Слишком мало его оказалась у нас. Слишком!
Я узнал Вадьку и Марью в первые дни апреля, а весна самая короткая пора года – кому не известно это?
Весна мчится! Она похожа на добрую дворничиху, эта прекрасная весна! Сметает остатки сугробов, почерневший лед на дороге. Смывает ручьями городскую грязь. Сдувает тяжкие тучи с неба и чистыми губками белых облаков протирает, протирает, как прилежная хозяйка оконное стекло, небо до радостной и ясной голубизны.
Весна – слуга солнца, она работает у него маляром. Раз – и выкрасила тополя в розовый цвет клейких сережек. Раз – и покрыла землю зеленой краской травы. Раз – и мазнула сады и леса белой черемухой.
Весна и на людей влияет. Разгибает спины тех, кто опустил плечи. Разглаживает морщины на лицах. Заставляет вдохнуть поглубже воздух, пьянящий до головокружения.
Весна готовит землю и людей к лету, заставляет поторапливаться даже ребят, которым кажется, что вся жизнь у них впереди и спешить совершенно некуда. Жизнь-то, конечно, впереди, но, как известно, неподалеку конец четвертой четверти в школе, конец учебного года, последние отметки, а начиная с четвертого класса – экзамены и совсем невидимый шажок в следующий класс. Вот так-то!
Ну а та весна вообще была необыкновенной. Голос Левитана становился все торжественней. Все медленнее и тщательнее, как будто прибавляя им весу, выговаривал он каждое слово в сообщениях от Советского Информбюро.
Еще бы! Наши сражались в Германии!
Бились в Берлине!
Первомай вошел в наш городок зеленью и обещанием небывалого счастья.
Еще, еще денек. Еще…
А мама была мудрым человеком.

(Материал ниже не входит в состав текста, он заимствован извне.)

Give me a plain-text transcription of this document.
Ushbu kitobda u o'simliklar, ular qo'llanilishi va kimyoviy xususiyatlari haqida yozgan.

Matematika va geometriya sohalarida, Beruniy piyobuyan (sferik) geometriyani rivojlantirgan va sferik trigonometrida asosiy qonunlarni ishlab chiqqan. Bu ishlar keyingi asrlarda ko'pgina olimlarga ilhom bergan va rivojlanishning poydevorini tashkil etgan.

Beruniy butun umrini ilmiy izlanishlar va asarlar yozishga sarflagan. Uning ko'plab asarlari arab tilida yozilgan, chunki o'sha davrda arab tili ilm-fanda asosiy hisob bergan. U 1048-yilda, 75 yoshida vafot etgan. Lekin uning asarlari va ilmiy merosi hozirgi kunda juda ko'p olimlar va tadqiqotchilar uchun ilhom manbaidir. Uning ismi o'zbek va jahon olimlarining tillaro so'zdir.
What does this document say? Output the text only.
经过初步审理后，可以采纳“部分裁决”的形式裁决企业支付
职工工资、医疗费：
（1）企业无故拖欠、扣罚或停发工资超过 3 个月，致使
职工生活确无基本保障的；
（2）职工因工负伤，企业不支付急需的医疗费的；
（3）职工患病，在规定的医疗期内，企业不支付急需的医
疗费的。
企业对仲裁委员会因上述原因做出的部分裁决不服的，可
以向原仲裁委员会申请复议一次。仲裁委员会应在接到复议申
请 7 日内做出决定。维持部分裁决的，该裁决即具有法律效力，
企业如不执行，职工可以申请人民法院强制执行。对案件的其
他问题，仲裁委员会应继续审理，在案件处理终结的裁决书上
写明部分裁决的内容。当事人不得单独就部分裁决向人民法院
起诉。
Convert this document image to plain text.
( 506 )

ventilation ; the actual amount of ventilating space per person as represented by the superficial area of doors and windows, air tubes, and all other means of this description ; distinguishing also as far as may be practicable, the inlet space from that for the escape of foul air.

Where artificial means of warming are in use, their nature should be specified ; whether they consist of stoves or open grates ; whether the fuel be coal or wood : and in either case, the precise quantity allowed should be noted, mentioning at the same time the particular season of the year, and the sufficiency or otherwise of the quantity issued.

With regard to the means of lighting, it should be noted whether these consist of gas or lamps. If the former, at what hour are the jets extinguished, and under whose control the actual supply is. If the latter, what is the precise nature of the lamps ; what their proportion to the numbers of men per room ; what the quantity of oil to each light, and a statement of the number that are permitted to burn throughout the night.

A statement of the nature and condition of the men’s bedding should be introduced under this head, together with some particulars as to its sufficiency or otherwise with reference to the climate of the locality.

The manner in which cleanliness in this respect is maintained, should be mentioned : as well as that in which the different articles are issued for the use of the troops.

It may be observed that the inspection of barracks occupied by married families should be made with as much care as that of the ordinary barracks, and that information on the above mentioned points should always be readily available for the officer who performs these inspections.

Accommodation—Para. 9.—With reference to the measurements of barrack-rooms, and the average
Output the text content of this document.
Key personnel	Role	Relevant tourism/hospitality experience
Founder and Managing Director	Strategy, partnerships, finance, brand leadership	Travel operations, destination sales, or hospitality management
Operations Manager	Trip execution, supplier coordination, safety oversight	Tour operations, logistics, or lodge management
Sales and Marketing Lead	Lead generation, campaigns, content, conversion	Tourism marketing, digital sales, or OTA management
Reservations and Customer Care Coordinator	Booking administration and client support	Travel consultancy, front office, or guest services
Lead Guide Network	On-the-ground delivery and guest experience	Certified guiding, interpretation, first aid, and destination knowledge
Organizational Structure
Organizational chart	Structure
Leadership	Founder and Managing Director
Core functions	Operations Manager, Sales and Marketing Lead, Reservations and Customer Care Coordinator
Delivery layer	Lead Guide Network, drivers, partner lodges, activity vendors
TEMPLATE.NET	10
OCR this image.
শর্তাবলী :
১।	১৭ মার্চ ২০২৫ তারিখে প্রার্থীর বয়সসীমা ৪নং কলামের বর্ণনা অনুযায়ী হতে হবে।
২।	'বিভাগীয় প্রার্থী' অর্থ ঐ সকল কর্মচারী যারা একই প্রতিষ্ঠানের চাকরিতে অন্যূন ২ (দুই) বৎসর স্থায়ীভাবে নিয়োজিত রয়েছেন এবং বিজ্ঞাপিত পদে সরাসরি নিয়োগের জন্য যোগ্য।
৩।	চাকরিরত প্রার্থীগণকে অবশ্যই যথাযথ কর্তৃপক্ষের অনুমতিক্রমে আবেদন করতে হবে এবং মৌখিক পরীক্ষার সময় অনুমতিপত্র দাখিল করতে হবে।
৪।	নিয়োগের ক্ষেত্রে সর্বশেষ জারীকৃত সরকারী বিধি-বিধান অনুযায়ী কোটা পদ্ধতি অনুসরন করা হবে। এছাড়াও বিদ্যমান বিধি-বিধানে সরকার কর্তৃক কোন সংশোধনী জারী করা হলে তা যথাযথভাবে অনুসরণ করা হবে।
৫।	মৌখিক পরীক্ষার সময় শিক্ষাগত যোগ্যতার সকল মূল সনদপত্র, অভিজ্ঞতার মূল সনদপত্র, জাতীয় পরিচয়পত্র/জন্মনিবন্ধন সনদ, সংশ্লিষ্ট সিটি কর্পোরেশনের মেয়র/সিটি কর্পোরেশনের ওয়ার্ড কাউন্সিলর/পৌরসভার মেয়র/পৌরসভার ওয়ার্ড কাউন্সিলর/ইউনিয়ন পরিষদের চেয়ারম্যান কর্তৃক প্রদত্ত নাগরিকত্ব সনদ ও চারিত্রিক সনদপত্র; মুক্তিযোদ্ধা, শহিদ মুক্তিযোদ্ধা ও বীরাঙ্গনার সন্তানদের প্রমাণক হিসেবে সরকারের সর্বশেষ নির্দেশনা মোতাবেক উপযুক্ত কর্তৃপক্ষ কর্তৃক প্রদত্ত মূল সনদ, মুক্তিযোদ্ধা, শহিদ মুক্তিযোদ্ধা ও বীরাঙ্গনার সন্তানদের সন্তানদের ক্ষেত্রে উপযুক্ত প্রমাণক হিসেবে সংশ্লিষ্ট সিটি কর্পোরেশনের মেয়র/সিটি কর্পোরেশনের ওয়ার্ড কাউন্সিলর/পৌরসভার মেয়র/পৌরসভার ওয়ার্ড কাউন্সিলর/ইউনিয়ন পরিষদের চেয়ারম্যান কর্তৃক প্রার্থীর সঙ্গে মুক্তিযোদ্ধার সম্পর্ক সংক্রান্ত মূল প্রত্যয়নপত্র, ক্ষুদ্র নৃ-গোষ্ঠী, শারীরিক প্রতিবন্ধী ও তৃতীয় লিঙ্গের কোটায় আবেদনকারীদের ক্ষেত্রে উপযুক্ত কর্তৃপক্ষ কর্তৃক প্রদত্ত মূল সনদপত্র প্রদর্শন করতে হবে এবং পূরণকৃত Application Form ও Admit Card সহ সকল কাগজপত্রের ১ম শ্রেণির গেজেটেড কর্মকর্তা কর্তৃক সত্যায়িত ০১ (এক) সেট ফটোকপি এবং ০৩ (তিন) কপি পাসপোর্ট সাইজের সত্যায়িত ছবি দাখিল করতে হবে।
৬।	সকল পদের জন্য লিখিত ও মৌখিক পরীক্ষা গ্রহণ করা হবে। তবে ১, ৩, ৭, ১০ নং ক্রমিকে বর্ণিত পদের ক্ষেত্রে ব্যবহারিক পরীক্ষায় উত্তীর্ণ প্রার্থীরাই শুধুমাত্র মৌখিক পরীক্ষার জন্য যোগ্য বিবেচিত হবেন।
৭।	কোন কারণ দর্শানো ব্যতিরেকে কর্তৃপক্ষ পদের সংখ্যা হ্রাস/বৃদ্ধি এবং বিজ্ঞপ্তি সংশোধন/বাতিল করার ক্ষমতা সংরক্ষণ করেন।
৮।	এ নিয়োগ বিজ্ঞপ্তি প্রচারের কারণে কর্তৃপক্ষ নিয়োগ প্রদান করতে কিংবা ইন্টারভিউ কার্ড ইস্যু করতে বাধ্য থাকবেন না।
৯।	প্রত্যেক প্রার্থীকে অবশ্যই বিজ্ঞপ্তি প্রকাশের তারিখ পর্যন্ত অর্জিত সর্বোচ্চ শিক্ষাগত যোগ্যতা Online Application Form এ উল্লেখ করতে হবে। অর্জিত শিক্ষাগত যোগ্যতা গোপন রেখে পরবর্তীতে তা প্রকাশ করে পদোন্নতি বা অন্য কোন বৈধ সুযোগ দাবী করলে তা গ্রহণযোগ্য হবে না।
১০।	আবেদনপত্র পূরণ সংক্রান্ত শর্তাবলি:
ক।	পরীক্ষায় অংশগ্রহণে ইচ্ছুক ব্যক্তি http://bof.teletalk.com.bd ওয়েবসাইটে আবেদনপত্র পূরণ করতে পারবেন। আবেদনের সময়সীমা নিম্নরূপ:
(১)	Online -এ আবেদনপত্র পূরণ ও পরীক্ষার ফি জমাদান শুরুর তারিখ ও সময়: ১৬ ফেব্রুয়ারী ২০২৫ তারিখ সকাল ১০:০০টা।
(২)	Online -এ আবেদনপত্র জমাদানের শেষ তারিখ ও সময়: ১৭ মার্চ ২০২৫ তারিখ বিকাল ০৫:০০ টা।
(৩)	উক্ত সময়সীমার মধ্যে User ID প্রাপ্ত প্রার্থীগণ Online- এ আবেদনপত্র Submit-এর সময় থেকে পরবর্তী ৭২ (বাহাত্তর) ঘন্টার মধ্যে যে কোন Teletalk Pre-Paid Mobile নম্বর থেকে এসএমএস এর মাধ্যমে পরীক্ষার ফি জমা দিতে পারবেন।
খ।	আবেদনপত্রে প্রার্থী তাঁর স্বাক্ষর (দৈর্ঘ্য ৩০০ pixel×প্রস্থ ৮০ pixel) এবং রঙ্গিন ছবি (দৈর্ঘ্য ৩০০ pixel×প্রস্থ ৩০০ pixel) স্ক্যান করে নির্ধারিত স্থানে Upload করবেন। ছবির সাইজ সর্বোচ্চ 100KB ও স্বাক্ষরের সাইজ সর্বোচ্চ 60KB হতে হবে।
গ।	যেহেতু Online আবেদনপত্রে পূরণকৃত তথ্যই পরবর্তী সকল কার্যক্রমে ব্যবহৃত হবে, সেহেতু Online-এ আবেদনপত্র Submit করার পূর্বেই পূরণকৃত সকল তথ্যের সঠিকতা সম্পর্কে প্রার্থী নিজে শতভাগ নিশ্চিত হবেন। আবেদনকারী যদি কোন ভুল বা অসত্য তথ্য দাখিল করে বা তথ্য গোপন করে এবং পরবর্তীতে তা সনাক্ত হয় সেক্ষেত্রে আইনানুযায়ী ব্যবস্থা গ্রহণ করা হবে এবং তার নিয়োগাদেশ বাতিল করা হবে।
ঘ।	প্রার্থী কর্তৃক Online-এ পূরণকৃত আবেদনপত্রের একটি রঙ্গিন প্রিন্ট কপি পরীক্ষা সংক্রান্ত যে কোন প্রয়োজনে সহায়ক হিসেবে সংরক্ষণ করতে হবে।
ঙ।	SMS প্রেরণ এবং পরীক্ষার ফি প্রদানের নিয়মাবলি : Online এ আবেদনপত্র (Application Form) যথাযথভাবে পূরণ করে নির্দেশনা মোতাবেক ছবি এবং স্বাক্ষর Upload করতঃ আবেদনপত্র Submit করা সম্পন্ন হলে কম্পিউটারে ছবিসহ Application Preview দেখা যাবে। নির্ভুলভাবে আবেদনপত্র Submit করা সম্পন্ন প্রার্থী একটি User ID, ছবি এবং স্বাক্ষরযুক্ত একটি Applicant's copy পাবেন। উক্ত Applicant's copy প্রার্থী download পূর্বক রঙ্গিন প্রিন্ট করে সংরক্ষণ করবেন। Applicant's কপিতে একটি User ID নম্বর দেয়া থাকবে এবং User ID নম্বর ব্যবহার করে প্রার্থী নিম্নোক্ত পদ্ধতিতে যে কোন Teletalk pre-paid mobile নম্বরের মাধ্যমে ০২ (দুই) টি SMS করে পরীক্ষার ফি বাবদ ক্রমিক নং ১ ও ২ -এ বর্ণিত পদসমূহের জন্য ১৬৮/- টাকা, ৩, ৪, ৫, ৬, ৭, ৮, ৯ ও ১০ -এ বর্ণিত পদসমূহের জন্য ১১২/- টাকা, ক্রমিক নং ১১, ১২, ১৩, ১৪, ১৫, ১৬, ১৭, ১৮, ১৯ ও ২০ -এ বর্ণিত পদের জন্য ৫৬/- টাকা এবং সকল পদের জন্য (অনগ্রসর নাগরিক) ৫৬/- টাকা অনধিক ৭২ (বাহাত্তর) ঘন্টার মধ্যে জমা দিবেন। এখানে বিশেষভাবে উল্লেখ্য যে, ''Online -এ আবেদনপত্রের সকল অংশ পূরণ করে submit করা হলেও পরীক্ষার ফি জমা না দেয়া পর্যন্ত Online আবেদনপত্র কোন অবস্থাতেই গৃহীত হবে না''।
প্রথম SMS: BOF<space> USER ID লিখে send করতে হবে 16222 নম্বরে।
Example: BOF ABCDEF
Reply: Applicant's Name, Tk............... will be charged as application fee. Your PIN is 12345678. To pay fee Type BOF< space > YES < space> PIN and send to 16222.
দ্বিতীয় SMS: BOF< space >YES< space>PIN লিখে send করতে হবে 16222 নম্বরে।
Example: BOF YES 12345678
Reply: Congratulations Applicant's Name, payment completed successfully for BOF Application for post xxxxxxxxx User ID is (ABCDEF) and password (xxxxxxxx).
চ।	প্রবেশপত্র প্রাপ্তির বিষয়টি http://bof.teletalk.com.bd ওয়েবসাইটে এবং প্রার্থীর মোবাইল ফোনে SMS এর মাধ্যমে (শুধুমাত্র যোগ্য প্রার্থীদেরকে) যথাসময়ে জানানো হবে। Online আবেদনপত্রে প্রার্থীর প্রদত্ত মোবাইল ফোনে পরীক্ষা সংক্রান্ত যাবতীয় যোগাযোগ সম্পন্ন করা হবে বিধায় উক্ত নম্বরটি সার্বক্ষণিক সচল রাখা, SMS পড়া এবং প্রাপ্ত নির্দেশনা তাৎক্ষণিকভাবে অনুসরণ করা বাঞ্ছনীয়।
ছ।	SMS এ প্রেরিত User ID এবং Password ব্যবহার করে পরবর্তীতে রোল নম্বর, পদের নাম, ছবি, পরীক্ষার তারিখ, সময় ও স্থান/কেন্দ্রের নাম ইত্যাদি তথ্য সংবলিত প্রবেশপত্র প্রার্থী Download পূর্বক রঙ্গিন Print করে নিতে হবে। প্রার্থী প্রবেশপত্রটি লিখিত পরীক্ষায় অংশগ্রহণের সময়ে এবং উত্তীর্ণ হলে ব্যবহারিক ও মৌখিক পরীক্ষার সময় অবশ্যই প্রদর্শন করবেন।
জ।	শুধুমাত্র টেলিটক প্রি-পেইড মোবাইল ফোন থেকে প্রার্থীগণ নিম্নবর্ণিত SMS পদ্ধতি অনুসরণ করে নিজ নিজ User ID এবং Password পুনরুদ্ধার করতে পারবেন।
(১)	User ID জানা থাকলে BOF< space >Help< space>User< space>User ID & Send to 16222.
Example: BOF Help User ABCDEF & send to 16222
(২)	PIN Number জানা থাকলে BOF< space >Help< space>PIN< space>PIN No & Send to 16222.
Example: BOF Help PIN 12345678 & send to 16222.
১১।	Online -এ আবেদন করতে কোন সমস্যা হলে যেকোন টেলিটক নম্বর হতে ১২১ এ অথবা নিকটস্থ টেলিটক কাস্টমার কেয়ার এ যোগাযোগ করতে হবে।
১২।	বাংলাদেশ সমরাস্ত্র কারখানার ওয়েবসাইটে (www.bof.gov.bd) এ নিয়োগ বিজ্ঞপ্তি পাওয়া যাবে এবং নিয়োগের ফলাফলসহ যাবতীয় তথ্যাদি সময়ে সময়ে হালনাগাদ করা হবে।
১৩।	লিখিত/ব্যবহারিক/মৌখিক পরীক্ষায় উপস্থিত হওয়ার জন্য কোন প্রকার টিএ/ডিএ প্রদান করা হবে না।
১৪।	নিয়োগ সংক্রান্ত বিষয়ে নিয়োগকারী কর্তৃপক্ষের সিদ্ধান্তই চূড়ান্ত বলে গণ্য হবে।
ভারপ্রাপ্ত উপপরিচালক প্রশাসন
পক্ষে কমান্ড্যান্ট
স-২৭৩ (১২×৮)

Не раз возвращаясь с работы, тихонько улыбалась и говорила:
– Встретишь Вадика или Машу, скажи, что их мама чувствует себя неплохо.
Первый раз, когда она сказала это, я не поверил:
– Откуда ты знаешь? Туда никого не пускают!
– Ну-у, – улыбнулась мама загадочно. – Я ведь медицинский работник.
И я передал два или три раза Вадьке мамино сообщение. Мама никогда не подводила. Уж если говорит, сомневаться не приходится.
Да и вообще! Весна вокруг! Скоро конец войне! Черная проходнушка с черными, как вороны, санитарками уже казалась мне невзаправдашней, явившейся в болезненном сне, не наяву. Все готовилось к счастью и миру, а если человек очень сильно думает о празднике, он забывает про беду.
Был в сорок пятом, как в любом году жизни, такой день – восьмое мая. Когда он настал и когда двигались часовые стрелки, отмеряя его длину, никто в нашем доме и во всем нашем городе еще не знал, будто это какой-то особенный день. Да и потом мы не очень думали про него – кто будет горевать о последнем дне войны, если рядом с ним стоит первый день мира! Но он все-таки был, этот день. Последний день войны.
Война умирала нехотя. Все было ясно, а где-то там, в Берлине, еще строчили автоматы и ухали пушки.
Восьмое мая началось как обычно. Весна рвалась в окна солнечными щедрыми шторами, клокотала мутными ручьями, орала грачиными голосами. Так что все шло своим ходом.
Я уже давно выучил уроки, когда мама вернулась с работы.
Вообще я считал себя внимательным человеком, но вначале ничего не заметил. Хотя потом, когда прошло время, и я понял чуть побольше, чем понимал тогда, мне стало понятно, отчего мама не вошла сразу в комнату, почему сразу занялась какими-то делами на кухне, отчего долго умывалась и говорила с бабушкой подчеркнуто легким голосом.
Потом она вошла в комнату, порылась на комоде, в шкатулке перед зеркалом – на этой шкатулке сияли под ярким солнцем невиданные пальмы на берегу зеленого моря, а внутри хранились всякие женские мелочи – заколки, наперстки, пустой флакончик из-под довоенных духов, довоенная и уже высохшая без употребления губная помада. Ничему этому не стоило придавать ровным счетом никакого значения. Я и не придавал. Это потом уж я подумал, что мама копалась в своей шкатулке слишком долго для ее скорого характера.
Потом она обернулась, сделала шаг ко мне и поцеловала меня в макушку. Я даже вздрогнул с перепугу. Не то чтобы мама не ласкала меня, напротив! Я рос, пожалуй, скорее, заласканным, с каким-то девичьим, от жизни в женской семье, характером. Но мама поцеловала меня так неожиданно, что я дернулся, хотел обернуть к ней лицо, но у меня ничего не вышло: мама крепко держала меня за голову. Она не хотела, чтобы я видел ее.
Потом стремительно, как всегда, отошла к окну. И я увидел, что она плачет.